Adrian Mastracci of KCM Wealth Management
Adrian Mastracci, president of fee-only KCM Wealth Management, says "The rationale for the latest interest rate cut was that the economy's momentum is slowing. Not because things are going well."

For Immediate Release

Vancouver, B.C. (November 8, 2002): Some experts have been touting the wisdom of the latest ½ percent interest rate cut from the US Federal Reserve. As we know only too well, there are two sides to every story.

Adrian Mastracci, investment counsel with Vancouver's fee-only KCM Wealth Management, comments, “The rationale for the latest interest rate cut was that the economy's momentum is slowing. Not because things are going well.”

"The other argument is that the Fed's monetary policy only has 1.25% room left. That is precious little amount of wiggle room," notes Mastracci, "The real question is whether the interest rate cut was warranted at all. But we'll leave that heated debate for another day."

“It will take six to nine months before the effect of this cut is actually felt by the economy,” indicates Mastracci, “So, we should not expect great strides to be made quickly. Especially during the all important Christmas retail season.”

Mastracci adds, “In reality, the Christmas season is more affected by the West Coast ports shut down than by the latest monetary policy.
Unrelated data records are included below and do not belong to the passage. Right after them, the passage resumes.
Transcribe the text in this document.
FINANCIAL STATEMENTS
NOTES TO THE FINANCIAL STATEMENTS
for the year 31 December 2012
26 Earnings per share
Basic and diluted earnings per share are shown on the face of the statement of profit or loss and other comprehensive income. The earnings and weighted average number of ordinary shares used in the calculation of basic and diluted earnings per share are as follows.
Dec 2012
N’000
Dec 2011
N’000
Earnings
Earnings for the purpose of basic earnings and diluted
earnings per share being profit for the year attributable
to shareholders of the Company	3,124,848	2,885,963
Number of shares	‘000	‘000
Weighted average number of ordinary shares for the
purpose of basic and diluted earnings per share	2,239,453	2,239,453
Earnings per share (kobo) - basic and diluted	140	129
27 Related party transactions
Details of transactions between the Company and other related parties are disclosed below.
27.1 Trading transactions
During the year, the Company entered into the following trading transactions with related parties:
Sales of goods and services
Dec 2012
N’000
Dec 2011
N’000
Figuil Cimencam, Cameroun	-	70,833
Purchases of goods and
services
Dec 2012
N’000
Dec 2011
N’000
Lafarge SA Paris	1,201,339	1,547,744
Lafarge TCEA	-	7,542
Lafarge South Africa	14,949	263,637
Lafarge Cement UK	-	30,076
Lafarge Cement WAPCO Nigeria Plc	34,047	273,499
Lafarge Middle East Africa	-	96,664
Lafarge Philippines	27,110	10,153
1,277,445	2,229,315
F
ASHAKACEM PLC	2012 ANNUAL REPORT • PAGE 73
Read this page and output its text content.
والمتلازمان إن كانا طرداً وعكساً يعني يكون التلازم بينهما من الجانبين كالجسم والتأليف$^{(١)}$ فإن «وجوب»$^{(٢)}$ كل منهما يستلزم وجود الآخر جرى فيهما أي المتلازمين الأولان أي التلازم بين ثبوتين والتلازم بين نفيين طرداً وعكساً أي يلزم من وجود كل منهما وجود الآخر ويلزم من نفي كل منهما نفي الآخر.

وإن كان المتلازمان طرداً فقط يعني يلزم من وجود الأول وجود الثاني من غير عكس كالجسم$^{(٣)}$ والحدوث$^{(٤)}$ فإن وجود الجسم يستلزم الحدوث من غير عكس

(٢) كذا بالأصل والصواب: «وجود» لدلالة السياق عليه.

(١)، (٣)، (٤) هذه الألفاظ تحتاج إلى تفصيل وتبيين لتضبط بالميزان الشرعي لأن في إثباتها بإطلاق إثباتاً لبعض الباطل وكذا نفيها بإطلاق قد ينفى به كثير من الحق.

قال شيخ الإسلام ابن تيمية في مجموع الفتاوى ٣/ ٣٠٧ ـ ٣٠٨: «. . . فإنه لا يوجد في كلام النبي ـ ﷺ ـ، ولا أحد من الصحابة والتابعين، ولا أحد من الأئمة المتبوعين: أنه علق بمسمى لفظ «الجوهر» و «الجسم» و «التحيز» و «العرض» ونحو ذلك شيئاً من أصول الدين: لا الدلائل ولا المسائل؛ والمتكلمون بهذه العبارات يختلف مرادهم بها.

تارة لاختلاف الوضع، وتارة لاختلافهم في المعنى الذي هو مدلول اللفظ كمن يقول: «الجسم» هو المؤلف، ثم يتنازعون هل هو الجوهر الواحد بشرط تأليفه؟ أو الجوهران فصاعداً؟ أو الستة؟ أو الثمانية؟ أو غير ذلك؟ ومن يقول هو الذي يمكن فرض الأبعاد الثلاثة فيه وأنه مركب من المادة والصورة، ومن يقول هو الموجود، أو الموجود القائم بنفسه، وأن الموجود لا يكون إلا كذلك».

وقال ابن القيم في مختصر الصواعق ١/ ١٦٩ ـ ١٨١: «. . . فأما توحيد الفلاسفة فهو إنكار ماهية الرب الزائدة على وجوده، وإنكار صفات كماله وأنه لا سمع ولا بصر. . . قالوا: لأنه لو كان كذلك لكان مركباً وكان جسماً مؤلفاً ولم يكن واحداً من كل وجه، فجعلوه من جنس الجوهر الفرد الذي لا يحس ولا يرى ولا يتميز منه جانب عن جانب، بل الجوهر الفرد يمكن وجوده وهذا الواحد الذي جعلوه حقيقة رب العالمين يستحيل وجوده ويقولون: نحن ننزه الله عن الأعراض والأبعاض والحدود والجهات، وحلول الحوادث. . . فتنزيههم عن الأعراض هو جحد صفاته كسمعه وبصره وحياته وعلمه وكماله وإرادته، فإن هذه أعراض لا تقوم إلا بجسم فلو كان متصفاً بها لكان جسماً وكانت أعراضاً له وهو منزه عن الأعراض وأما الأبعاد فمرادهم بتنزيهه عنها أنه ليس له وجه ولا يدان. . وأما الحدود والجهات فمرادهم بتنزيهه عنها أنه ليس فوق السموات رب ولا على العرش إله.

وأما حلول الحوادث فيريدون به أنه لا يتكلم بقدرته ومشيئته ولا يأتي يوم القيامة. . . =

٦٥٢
And by the fact that the US shopping season is shorter because of fewer days to Christmas after their Thanksgiving holiday.”
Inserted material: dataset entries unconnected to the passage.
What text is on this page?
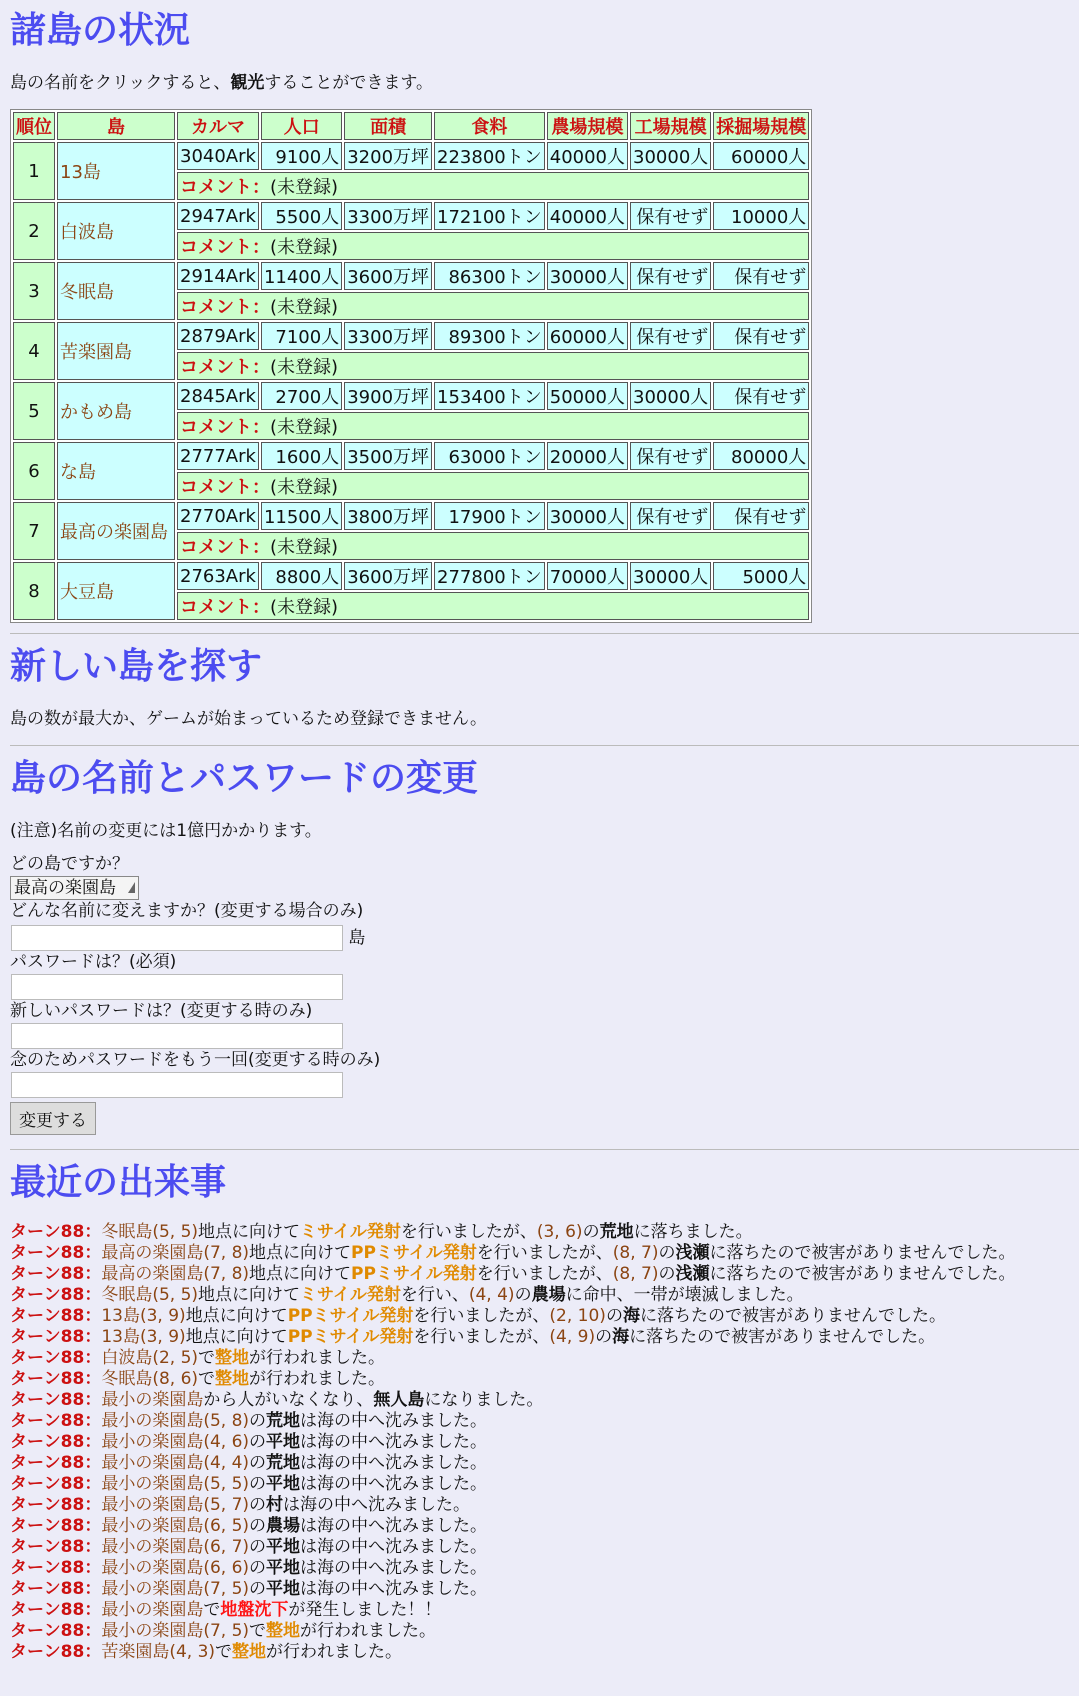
諸島の状況

島の名前をクリックすると、観光することができます。

順位	島	カルマ	人口	面積	食料	農場規模	工場規模	採掘場規模
1	13島	3040Ark	9100人	3200万坪	223800トン	40000人	30000人	60000人
		コメント：(未登録)						
2	白波島	2947Ark	5500人	3300万坪	172100トン	40000人	保有せず	10000人
		コメント：(未登録)						
3	冬眠島	2914Ark	11400人	3600万坪	86300トン	30000人	保有せず	保有せず
		コメント：(未登録)						
4	苦楽園島	2879Ark	7100人	3300万坪	89300トン	60000人	保有せず	保有せず
		コメント：(未登録)						
5	かもめ島	2845Ark	2700人	3900万坪	153400トン	50000人	30000人	保有せず
		コメント：(未登録)						
6	な島	2777Ark	1600人	3500万坪	63000トン	20000人	保有せず	80000人
		コメント：(未登録)						
7	最高の楽園島	2770Ark	11500人	3800万坪	17900トン	30000人	保有せず	保有せず
		コメント：(未登録)						
8	大豆島	2763Ark	8800人	3600万坪	277800トン	70000人	30000人	5000人
		コメント：(未登録)						
新しい島を探す

島の数が最大か、ゲームが始まっているため登録できません。

島の名前とパスワードの変更

(注意)名前の変更には1億円かかります。

どの島ですか？
最高の楽園島
どんな名前に変えますか？(変更する場合のみ)
島
パスワードは？(必須)
新しいパスワードは？(変更する時のみ)
念のためパスワードをもう一回(変更する時のみ)
変更する
最近の出来事
ターン88：冬眠島(5, 5)地点に向けてミサイル発射を行いましたが、(3, 6)の荒地に落ちました。
ターン88：最高の楽園島(7, 8)地点に向けてPPミサイル発射を行いましたが、(8, 7)の浅瀬に落ちたので被害がありませんでした。
ターン88：最高の楽園島(7, 8)地点に向けてPPミサイル発射を行いましたが、(8, 7)の浅瀬に落ちたので被害がありませんでした。
ターン88：冬眠島(5, 5)地点に向けてミサイル発射を行い、(4, 4)の農場に命中、一帯が壊滅しました。
ターン88：13島(3, 9)地点に向けてPPミサイル発射を行いましたが、(2, 10)の海に落ちたので被害がありませんでした。
ターン88：13島(3, 9)地点に向けてPPミサイル発射を行いましたが、(4, 9)の海に落ちたので被害がありませんでした。
ターン88：白波島(2, 5)で整地が行われました。
ターン88：冬眠島(8, 6)で整地が行われました。
ターン88：最小の楽園島から人がいなくなり、無人島になりました。
ターン88：最小の楽園島(5, 8)の荒地は海の中へ沈みました。
ターン88：最小の楽園島(4, 6)の平地は海の中へ沈みました。
ターン88：最小の楽園島(4, 4)の荒地は海の中へ沈みました。
ターン88：最小の楽園島(5, 5)の平地は海の中へ沈みました。
ターン88：最小の楽園島(5, 7)の村は海の中へ沈みました。
ターン88：最小の楽園島(6, 5)の農場は海の中へ沈みました。
ターン88：最小の楽園島(6, 7)の平地は海の中へ沈みました。
ターン88：最小の楽園島(6, 6)の平地は海の中へ沈みました。
ターン88：最小の楽園島(7, 5)の平地は海の中へ沈みました。
ターン88：最小の楽園島で地盤沈下が発生しました！！
ターン88：最小の楽園島(7, 5)で整地が行われました。
ターン88：苦楽園島(4, 3)で整地が行われました。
“One segment of the population that we call ‘savers’ is clearly not rejoicing. The prospects of lower income from short-term instruments, like Treasury bills, makes them shiver,” says Mastracci, “For someone who is retired, the reduction of income from the nest egg is already painfully evident.”

“Yes, borrowers can look forward to low interest rates in the short-term,” observes Mastracci, “However, anyone with a mortgage should look beyond the short-term and determine what is affordable when interest rates ultimately do rise.”

“We have already experienced a rise in US personal bankruptcies and mortgage arrears,” points out Mastracci, “All during a climate of low interest rates.”

“Consumers and borrowers get lulled into a false sense of security with the low interest rates,” explains Mastracci, “However, there will be of day of reckoning when the economy picks up and rates start rising. Especially, for those that overindulge on cheap credit based on prime.”

“Speaking of credit, it grew in September by 9.9 Billion US,” notes Mastracci, ”It’s great for the economy. But I wonder about the overloaded borrowers being able to carry such burdens for extended periods of time.”

“One area that is not likely to change is credit card rates. They continue unabated at high levels,” explains Mastracci, “The early signs are there. Some of the US credit card issuers have already reported provisions for higher loan losses.”

“We still have reasonable economic activity under the circumstances,” notes Mastracci, “But we have storm clouds on the horizon which we have to deal with, sooner or later.”

“Sustainable economic activity will begin to return when business capital spending starts to rise again,” says Mastracci, “Until then, some volatility is likely in the cards.”